# Forum Home Renovation Structural Renovation  Help with Quote

## sheela

Hello,   
I am new to this forum. I would like to get expert opinion from you guys.  I bought old 2 bedrooms house at gold coast and want to convert garage into two beds and upgrade bathroom.  
Please see below works needs to carry to convert into 4 bedrooms.  
GARAGE :  
1. raise floor level to lounge room floor approx. 500mm  
2. Divide room into two bedrooms  
3. Cut bricks, fit new window to side wall  
4. Remove Garage Door & fit sliding door  
5. Remove brick work above garage door  
6. Make step from sliding door  
7. Frame up around brick walls and gybrock walls and ceiling  
8. Cut in and supply 2 doors and jambs from bedrooms to lounge  
9. Paint all new work      
BATHROOM:  
1. Remove all existing fixtures eg: toilet,screens,basins  
2. Remove linings from walls  
3. Jack hammer up floor for waste for vanity  
4. Supply plumbing for vanity  
5. Cut in sliding door to bathroom  
6. Move hot water to outside of house and remove cupboard  
7. Build walls to Laundry  
8. Reline bathroom and water proof  
9. Tile walls & floor to shower   
10.New toilet, vanity, shower screen, tap ware & shower head and accessories  
11.Paint all new work  
Can you please tell me how much estimated cost will be to do this work?  
Should I hire a builder or individual contractor to do this? 
Thank you very much.

----------


## PlatypusGardens

:Rofl5:  
Is this a joke?

----------


## Uncle Bob

It's pretty difficult to tell unsighted.
You best bet is to get quotes for the work from contractors who can manage the lot. Before signing anything, ask for references also.

----------


## r3nov8or

$213,582.50

----------


## PlatypusGardens

> $213,582.50

----------


## Marc

There is more to a quote than a list of tasks to do.
There are no set prices for any of the to do in your list either, so impossible to even give an approximation with a + or - $50,000 error.  
if you hire individual trade, you will need to be the owner builder. Get a license and know what you are doing. 
A builder will have to make a profit above his tradies so overall will cost more but you have a recourse if things go wrong, in theory anyway. 
Get a few quotes and ask for reference.

----------


## r3nov8or

> $213,582.50

  +/- $50,000

----------


## Marc

> +/- $50,000

  You must have a crystal ball ...  :Smilie:

----------


## joynz

Hi Sheela 
Don't forget to ensure you get a building permit for the garage conversion or your money could go to waste.

----------


## Spottiswoode

Without being a builder or tradie, or seeing any real plans, or having much idea what things really cost becuase I do most of it myself I'd say $50k. 
there are some silly answers above becuase, despite being a fairly good list of jobs, there isnt enough detail to really work anything out accurately.

----------


## PlatypusGardens

> Without being a builder or tradie, or seeing any real plans, or having much idea what things really cost becuase I do most of it myself I'd say $50k.

   :Rofl5:         

> there are some silly answers above becuase, despite being a fairly good list of jobs, there isnt enough detail to really work anything out accurately.

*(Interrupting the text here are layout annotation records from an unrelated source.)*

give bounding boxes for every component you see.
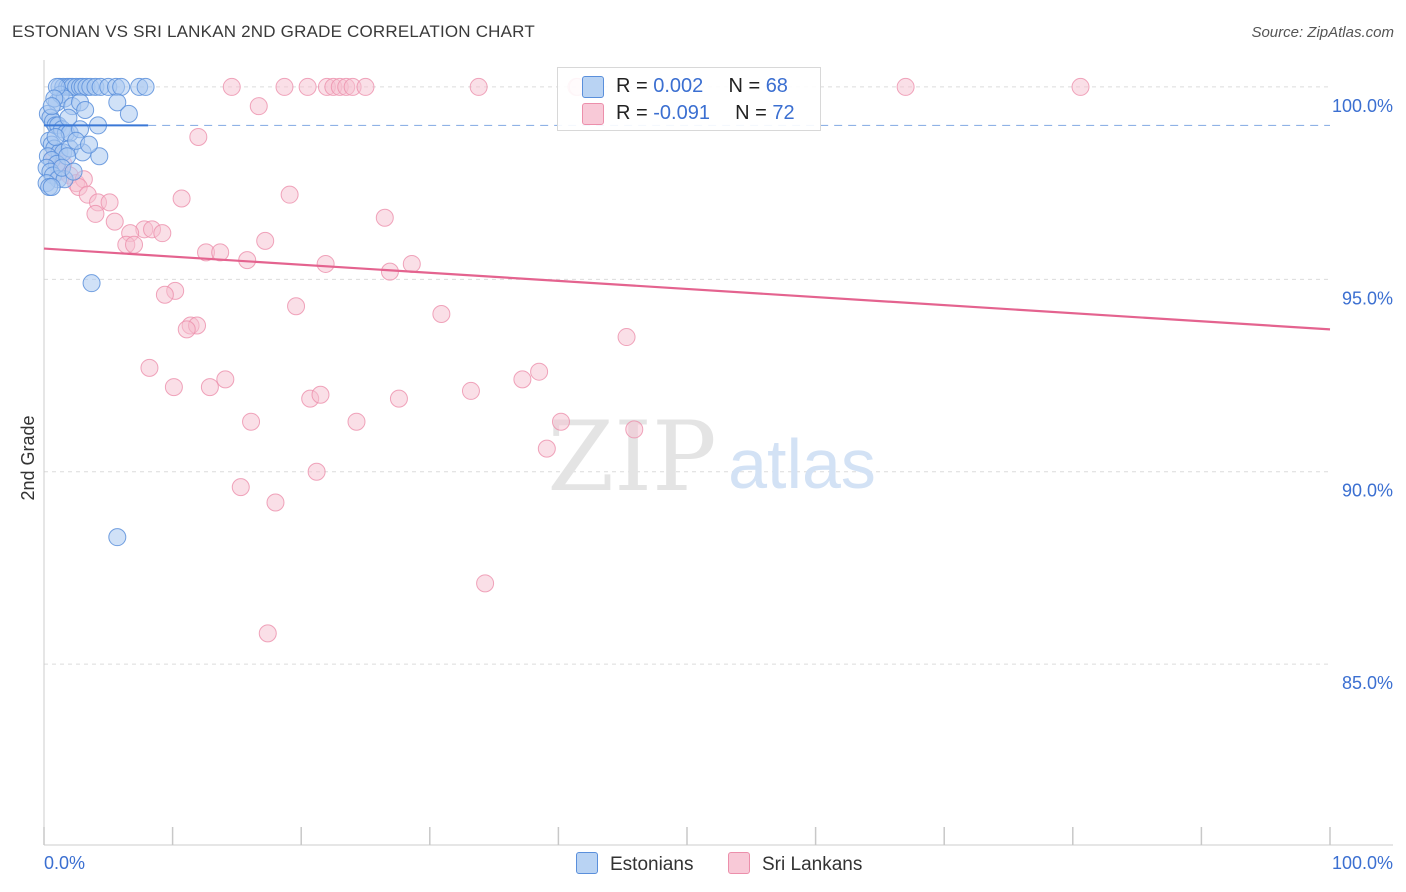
legend-r-value: 0.002 <box>653 75 704 97</box>
data-point-sri-lankans <box>249 97 268 116</box>
data-point-sri-lankans <box>189 127 208 146</box>
bottom-legend-label-estonians: Estonians <box>610 854 694 875</box>
legend-row-estonians: R = 0.002 N = 68 <box>558 73 820 99</box>
y-axis-title: 2nd Grade <box>18 415 38 500</box>
data-point-sri-lankans <box>311 385 330 404</box>
axis-labels: 100.0% 95.0% 90.0% 85.0% 0.0% 100.0% 2nd Grade <box>18 96 1393 873</box>
data-point-sri-lankans <box>222 77 241 96</box>
data-point-sri-lankans <box>537 439 556 458</box>
data-point-sri-lankans <box>100 193 119 212</box>
data-point-estonians <box>82 274 101 293</box>
data-point-sri-lankans <box>896 77 915 96</box>
data-point-estonians <box>46 127 65 146</box>
data-point-sri-lankans <box>347 412 366 431</box>
trend-line-sri-lankans <box>43 247 1331 331</box>
data-point-sri-lankans <box>287 297 306 316</box>
watermark: ZIP atlas <box>547 401 876 513</box>
data-point-sri-lankans <box>125 235 144 254</box>
data-point-sri-lankans <box>476 574 495 593</box>
bottom-legend-label-sri-lankans: Sri Lankans <box>762 854 863 875</box>
legend-n-label: N = <box>728 75 766 97</box>
y-tick-label: 95.0% <box>1342 288 1393 308</box>
data-point-sri-lankans <box>211 243 230 262</box>
data-point-estonians <box>136 77 155 96</box>
x-tick-label-min: 0.0% <box>44 853 85 873</box>
data-point-sri-lankans <box>164 378 183 397</box>
data-point-sri-lankans <box>356 77 375 96</box>
bottom-legend-sri-lankans: Sri Lankans <box>728 852 862 876</box>
data-point-estonians <box>76 101 95 120</box>
y-tick-label: 100.0% <box>1332 96 1393 116</box>
x-tick-label-max: 100.0% <box>1332 853 1393 873</box>
bottom-legend-swatch-estonians <box>576 852 598 874</box>
chart-title: ESTONIAN VS SRI LANKAN 2ND GRADE CORRELA… <box>12 22 535 41</box>
data-point-sri-lankans <box>256 231 275 250</box>
legend-r-label: R = <box>616 75 654 97</box>
data-point-estonians <box>42 177 61 196</box>
y-tick-label: 90.0% <box>1342 481 1393 501</box>
axes <box>43 60 1393 846</box>
data-point-sri-lankans <box>530 362 549 381</box>
data-point-sri-lankans <box>1071 77 1090 96</box>
data-point-sri-lankans <box>469 77 488 96</box>
legend-n-value: 68 <box>765 75 788 97</box>
data-point-sri-lankans <box>307 462 326 481</box>
data-point-sri-lankans <box>266 493 285 512</box>
data-point-sri-lankans <box>513 370 532 389</box>
trend-lines <box>43 124 1331 331</box>
sri-lankans-points <box>45 77 1090 643</box>
source-label: Source: ZipAtlas.com <box>1251 24 1394 41</box>
estonians-points <box>37 77 155 547</box>
data-point-sri-lankans <box>231 478 250 497</box>
data-point-sri-lankans <box>177 320 196 339</box>
data-point-estonians <box>108 93 127 112</box>
data-point-sri-lankans <box>258 624 277 643</box>
data-point-sri-lankans <box>105 212 124 231</box>
data-point-estonians <box>119 104 138 123</box>
legend-swatch-estonians <box>582 76 604 98</box>
legend-n-label: N = <box>735 102 773 124</box>
gridlines <box>44 86 1330 665</box>
data-point-estonians <box>64 162 83 181</box>
data-point-sri-lankans <box>172 189 191 208</box>
legend-r-label: R = <box>616 102 654 124</box>
data-point-estonians <box>90 147 109 166</box>
data-point-sri-lankans <box>155 285 174 304</box>
data-point-sri-lankans <box>551 412 570 431</box>
y-tick-label: 85.0% <box>1342 673 1393 693</box>
correlation-legend: R = 0.002 N = 68 R = -0.091 N = 72 <box>557 67 821 131</box>
data-point-sri-lankans <box>432 304 451 323</box>
data-point-estonians <box>59 108 78 127</box>
data-point-estonians <box>80 135 99 154</box>
legend-swatch-sri-lankans <box>582 103 604 125</box>
data-point-sri-lankans <box>200 378 219 397</box>
data-point-sri-lankans <box>461 381 480 400</box>
legend-row-sri-lankans: R = -0.091 N = 72 <box>558 100 820 126</box>
data-point-sri-lankans <box>140 358 159 377</box>
data-point-sri-lankans <box>625 420 644 439</box>
bottom-legend-estonians: Estonians <box>576 852 693 876</box>
data-point-sri-lankans <box>389 389 408 408</box>
data-point-sri-lankans <box>275 77 294 96</box>
data-point-sri-lankans <box>216 370 235 389</box>
bottom-legend-swatch-sri-lankans <box>728 852 750 874</box>
data-point-estonians <box>42 97 61 116</box>
watermark-zip: ZIP <box>547 401 716 513</box>
data-point-sri-lankans <box>298 77 317 96</box>
data-point-sri-lankans <box>153 224 172 243</box>
data-point-sri-lankans <box>280 185 299 204</box>
data-point-sri-lankans <box>242 412 261 431</box>
data-point-sri-lankans <box>86 204 105 223</box>
legend-r-value: -0.091 <box>653 102 710 124</box>
data-point-sri-lankans <box>316 254 335 273</box>
data-point-sri-lankans <box>375 208 394 227</box>
data-point-sri-lankans <box>617 328 636 347</box>
watermark-atlas: atlas <box>728 425 876 503</box>
data-point-estonians <box>108 528 127 547</box>
data-point-estonians <box>112 77 131 96</box>
legend-n-value: 72 <box>772 102 795 124</box>
data-point-sri-lankans <box>402 254 421 273</box>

  There's no detail and all very vague.       
Ok, I'm not a builder either but I'll have a crack.   
GARAGE :  
1. raise floor level to lounge room floor approx. 500mm  
What kind of floor?
Timber, carpet, lino, tiles....?   
2. Divide room into two bedrooms 
What kind of walls?    
3. Cut bricks, fit new window to side wall 
What type and size window?   
4. Remove Garage Door & fit sliding door 
What kind and size of sliding door?     
5. Remove brick work above garage door 
And replace with what?    
6. Make step from sliding door 
Huh?    
7. Frame up around brick walls and gybrock walls and ceiling 
Area size?     
8. Cut in and supply 2 doors and jambs from bedrooms to lounge 
What kind of doors?
Cut in to what?    
9. Paint all new work  
Again...area size?    
BATHROOM:  
.....as for the bathroom, you can spend as much as you want really......    :Unsure:

----------


## ringtail

Hit and run guys. Don't waste your time.

----------


## PlatypusGardens

> Don't waste your time.

  
Isn't that what this forum is for?

----------


## ringtail

> Isn't that what this forum is for?

  Yep, I guess so. Carry on.  :Biggrin:

----------


## sheela

Thank you very much Marc and everyone for your valuable feedback.

----------


## Marc

Sorry couldn't help much. Estimates aren't worth much anyway.The devil is in the detail.
Draw some plans and post them and we may be able to venture an opinion on what it should all cost. Prices vary according to location too, you are in the Gold Coast? Things are pretty busy around there I am told.

----------


## sheela

Yes, I am in the Gold coast

----------


## sheela

Will do Joynz  :Smilie:  
Thank you very much.

----------